# Dying Digitrax Decoders in Multi Unit operation



## kumpelmagnet (Sep 12, 2009)

HI,

after 3 dead Digitrax DG583S in a USA Trains SD70 Unit there seems a bit of a problem. Its always the same :
first unit stops and the second one runs into it and after a few seconds the decoder of the second unit is dead.
Normally i woul think that the Digitrax DCS200 would break the circuit because it only delivers 8 Amps and the decoder
can take about 10 Amps.
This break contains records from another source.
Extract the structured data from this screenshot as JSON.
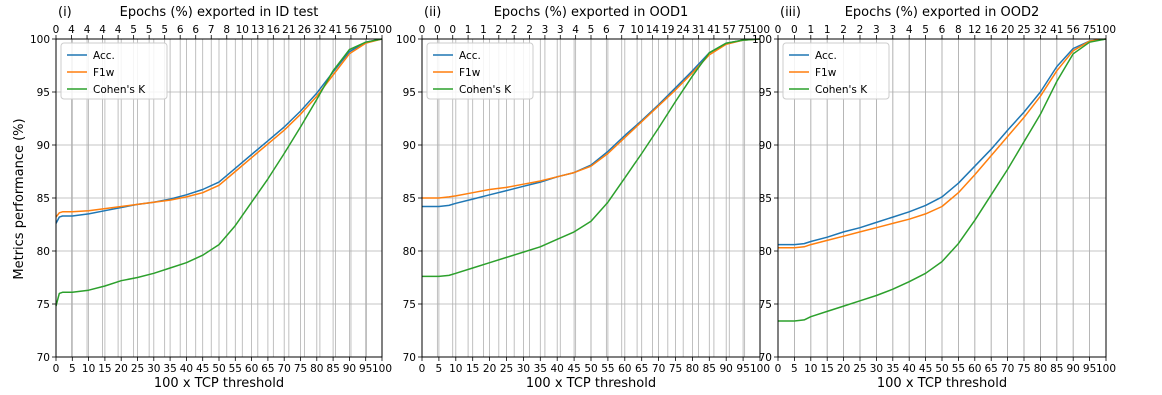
{
  "figure": {
    "ylabel": "Metrics performance (%)",
    "xlabel_bottom": "100 x TCP threshold"
  },
  "colors": {
    "acc": "#1f77b4",
    "f1w": "#ff7f0e",
    "kappa": "#2ca02c"
  },
  "chart_data": [
    {
      "type": "line",
      "panel_label": "(i)",
      "title": "Epochs (%) exported in ID test",
      "xlabel": "100 x TCP threshold",
      "ylabel": "Metrics performance (%)",
      "xlim": [
        0,
        100
      ],
      "ylim": [
        70,
        100
      ],
      "xticks": [
        "0",
        "5",
        "10",
        "15",
        "20",
        "25",
        "30",
        "35",
        "40",
        "45",
        "50",
        "55",
        "60",
        "65",
        "70",
        "75",
        "80",
        "85",
        "90",
        "95",
        "100"
      ],
      "yticks": [
        "70",
        "75",
        "80",
        "85",
        "90",
        "95",
        "100"
      ],
      "top_ticks": [
        "0",
        "4",
        "4",
        "4",
        "4",
        "5",
        "5",
        "5",
        "6",
        "6",
        "7",
        "8",
        "10",
        "13",
        "16",
        "21",
        "26",
        "32",
        "41",
        "56",
        "75",
        "100"
      ],
      "grid": true,
      "legend": "upper-left",
      "x": [
        0,
        1,
        2,
        5,
        10,
        15,
        20,
        25,
        30,
        35,
        40,
        45,
        50,
        55,
        60,
        65,
        70,
        75,
        80,
        85,
        90,
        95,
        100
      ],
      "series": [
        {
          "name": "Acc.",
          "values": [
            82.6,
            83.2,
            83.3,
            83.3,
            83.5,
            83.8,
            84.1,
            84.4,
            84.6,
            84.9,
            85.3,
            85.8,
            86.5,
            87.8,
            89.1,
            90.4,
            91.7,
            93.2,
            94.9,
            96.9,
            98.8,
            99.7,
            100
          ]
        },
        {
          "name": "F1w",
          "values": [
            83.2,
            83.6,
            83.7,
            83.7,
            83.8,
            84.0,
            84.2,
            84.4,
            84.6,
            84.8,
            85.1,
            85.5,
            86.2,
            87.5,
            88.8,
            90.1,
            91.4,
            92.9,
            94.6,
            96.6,
            98.6,
            99.6,
            100
          ]
        },
        {
          "name": "Cohen's K",
          "values": [
            74.8,
            76.0,
            76.1,
            76.1,
            76.3,
            76.7,
            77.2,
            77.5,
            77.9,
            78.4,
            78.9,
            79.6,
            80.6,
            82.4,
            84.6,
            86.8,
            89.2,
            91.7,
            94.3,
            97.0,
            99.0,
            99.7,
            100
          ]
        }
      ]
    },
    {
      "type": "line",
      "panel_label": "(ii)",
      "title": "Epochs (%) exported in OOD1",
      "xlabel": "100 x TCP threshold",
      "ylabel": "",
      "xlim": [
        0,
        100
      ],
      "ylim": [
        70,
        100
      ],
      "xticks": [
        "0",
        "5",
        "10",
        "15",
        "20",
        "25",
        "30",
        "35",
        "40",
        "45",
        "50",
        "55",
        "60",
        "65",
        "70",
        "75",
        "80",
        "85",
        "90",
        "95",
        "100"
      ],
      "yticks": [
        "70",
        "75",
        "80",
        "85",
        "90",
        "95",
        "100"
      ],
      "top_ticks": [
        "0",
        "0",
        "0",
        "1",
        "1",
        "2",
        "2",
        "2",
        "3",
        "3",
        "4",
        "5",
        "6",
        "7",
        "10",
        "14",
        "19",
        "24",
        "31",
        "41",
        "57",
        "75",
        "100"
      ],
      "grid": true,
      "legend": "upper-left",
      "x": [
        0,
        2,
        5,
        8,
        10,
        15,
        20,
        25,
        30,
        35,
        40,
        45,
        50,
        55,
        60,
        65,
        70,
        75,
        80,
        85,
        90,
        95,
        100
      ],
      "series": [
        {
          "name": "Acc.",
          "values": [
            84.2,
            84.2,
            84.2,
            84.3,
            84.5,
            84.9,
            85.3,
            85.7,
            86.1,
            86.5,
            87.0,
            87.4,
            88.1,
            89.4,
            90.9,
            92.3,
            93.8,
            95.4,
            97.0,
            98.7,
            99.6,
            99.9,
            100
          ]
        },
        {
          "name": "F1w",
          "values": [
            85.0,
            85.0,
            85.0,
            85.1,
            85.2,
            85.5,
            85.8,
            86.0,
            86.3,
            86.6,
            87.0,
            87.4,
            88.0,
            89.2,
            90.7,
            92.2,
            93.7,
            95.2,
            96.8,
            98.5,
            99.5,
            99.9,
            100
          ]
        },
        {
          "name": "Cohen's K",
          "values": [
            77.6,
            77.6,
            77.6,
            77.7,
            77.9,
            78.4,
            78.9,
            79.4,
            79.9,
            80.4,
            81.1,
            81.8,
            82.8,
            84.6,
            86.9,
            89.2,
            91.6,
            94.1,
            96.5,
            98.7,
            99.6,
            99.9,
            100
          ]
        }
      ]
    },
    {
      "type": "line",
      "panel_label": "(iii)",
      "title": "Epochs (%) exported in OOD2",
      "xlabel": "100 x TCP threshold",
      "ylabel": "",
      "xlim": [
        0,
        100
      ],
      "ylim": [
        70,
        100
      ],
      "xticks": [
        "0",
        "5",
        "10",
        "15",
        "20",
        "25",
        "30",
        "35",
        "40",
        "45",
        "50",
        "55",
        "60",
        "65",
        "70",
        "75",
        "80",
        "85",
        "90",
        "95",
        "100"
      ],
      "yticks": [
        "70",
        "75",
        "80",
        "85",
        "90",
        "95",
        "100"
      ],
      "top_ticks": [
        "0",
        "0",
        "1",
        "1",
        "2",
        "2",
        "3",
        "3",
        "4",
        "5",
        "6",
        "8",
        "12",
        "16",
        "20",
        "25",
        "32",
        "41",
        "56",
        "75",
        "100"
      ],
      "grid": true,
      "legend": "upper-left",
      "x": [
        0,
        2,
        5,
        8,
        10,
        15,
        20,
        25,
        30,
        35,
        40,
        45,
        50,
        55,
        60,
        65,
        70,
        75,
        80,
        85,
        90,
        95,
        100
      ],
      "series": [
        {
          "name": "Acc.",
          "values": [
            80.6,
            80.6,
            80.6,
            80.7,
            80.9,
            81.3,
            81.8,
            82.2,
            82.7,
            83.2,
            83.7,
            84.3,
            85.1,
            86.4,
            88.0,
            89.6,
            91.4,
            93.1,
            95.0,
            97.4,
            99.1,
            99.8,
            100
          ]
        },
        {
          "name": "F1w",
          "values": [
            80.3,
            80.3,
            80.3,
            80.4,
            80.6,
            81.0,
            81.4,
            81.8,
            82.2,
            82.6,
            83.0,
            83.5,
            84.2,
            85.5,
            87.2,
            89.0,
            90.8,
            92.6,
            94.6,
            97.0,
            98.9,
            99.8,
            100
          ]
        },
        {
          "name": "Cohen's K",
          "values": [
            73.4,
            73.4,
            73.4,
            73.5,
            73.8,
            74.3,
            74.8,
            75.3,
            75.8,
            76.4,
            77.1,
            77.9,
            79.0,
            80.7,
            82.9,
            85.3,
            87.7,
            90.3,
            92.9,
            96.0,
            98.6,
            99.7,
            100
          ]
        }
      ]
    }
  ]
}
Is this a common problem in multi unit operation ?


Every experience would be greatly appreciated!

Anton


----------



## Dennis Cherry (Feb 16, 2008)

Had to power some USA engines in a public display After much investigation on DCC decoders the only one that indicated would work in this application was the NCE D808 decoders. Installed them and had absolutely no problem with them.

BTW: these engines ran 12-14 house a day 7 days a week for 45 days. Was running 2 sets of F3's (A&B) and 6 passenger cars with each engine set. Each engine had a D808 decoder.


Here is a video of them in operation.

http://vimeo.com/609545


----------



## George Schreyer (Jan 16, 2009)

The DG583S may be a good decoder, but it's not up to the abuse that USAT locos place on it. 

Use a D808 

- gws


----------